With a lightning movement she lay on her face, raised her elbows on the tiger's head, and supported her chin in her hands. Perfectly straight out her body was, the twisted purple drapery outlining her perfect shape, and flowing in graceful lines beyond—like a serpent's tail. The velvet pillows fell scattered at one side.

"Paul—what do you know of lovers—or love?" she said. "My baby Paul!"

"I know enough to know I know nothing yet which is worth knowing," he said confusedly. "But—but—don't you understand, I want you to teach me—"

"You are so sweet, Paul! when you plead like that I am taking in every bit of you. In your way as perfect as this tiger. But we must talk—oh! such a great, great deal—first."

A rage of passion was racing through Paul, his incoherent thoughts were that he did not want to talk—only to kiss her—to devour her—to strangle her with love if necessary.

He bit the rose.

"You see, Paul, love is a purely physical emotion," she continued. "We could speak an immense amount about souls, and sympathy, and understanding, and devotion. All beautiful things in their way, and possible to be enjoyed at a distance from one another. All the things which make passion noble—but without love—which is passion— these things dwindle and become duties presently, when the hysterical exaltation cools. Love is tangible—it means to be close—close— to be clasped—to be touching—to be One!"

Her voice was low—so concentrated as to be startling in contrast to the drip of the rain outside, and her eyes—half closed and gleaming—burnt into his brain. It seemed as if strange flames of green darted from their pupils.

"But that is what I want!" Paul said, unsteadily.

"Without counting the cost? Tears and—cold steel—and blood!" she whispered. "Wait a while, beautiful Paul!"

He started back chilled for a second, and in that second she changed her position, pulling the cushions around her, nestling into them and drawing herself cosily up like a child playing on a mat in front of the fire, while with a face of perfect innocence she looked up as she drew one of her great books nearer, and said in a dreamy voice:

"Now we will read fairy-tales, Paul."

But Paul was too moved to speak. These rapid changes were too much for him, greatly advanced though he had become in these short days since he had known her. He leant back in his chair, every nerve in his body quivering, his young fresh face almost pale.

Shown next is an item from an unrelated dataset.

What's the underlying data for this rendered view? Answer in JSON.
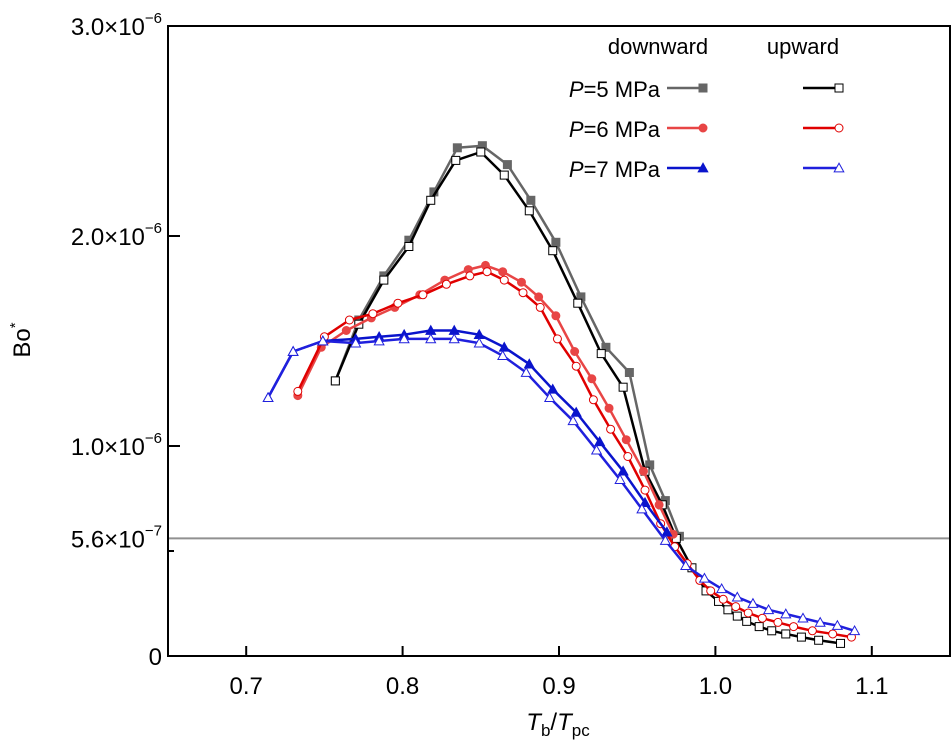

"Paul," she cooed plaintively, "to-morrow I shall be reasonable again, perhaps, and human, but to-day I am capricious and wayward, and mustn't be teased. I want to read about Cupid and Psyche from this wonderful 'Golden Ass' of Apuleius—just a simple tale for a wet day—and you and—me!"

"Read then!" said Paul, resigned.

And she commenced in Latin, in a chanting, tender voice. Paul had forgotten most of the Latin he knew, but he remembered enough to be aware that this must be as easy as English to her as it flowed along in a rich rhythmic sound.

It soothed him. He seemed to be dreaming of flowery lands and running streams. After a while she looked up again, and then with one of her sudden movements like a graceful cat, she was beside him leaning from the back of his chair.

"Paul!" she whispered right in his ear, "am I being wicked for you to-day? I cannot help it. The devil is in me—and now I must sing."

"Sing then!" said Paul, maddened with again arising emotion.

She seized a guitar that lay near, and began in a soft voice in some language he knew not—a cadence of melody he had never heard, but one whose notes made strange quivers all up his spine. An exquisite pleasure of sound that was almost pain. And when he felt he could bear no more, she flung the instrument aside, and leant over his chair again—caressing his curls with her dainty fingers, and purring unknown strange words in his ear.

Paul was young and unlearned in many things. He was completely enthralled and under her dominion—but he was naturally no weakling of body or mind.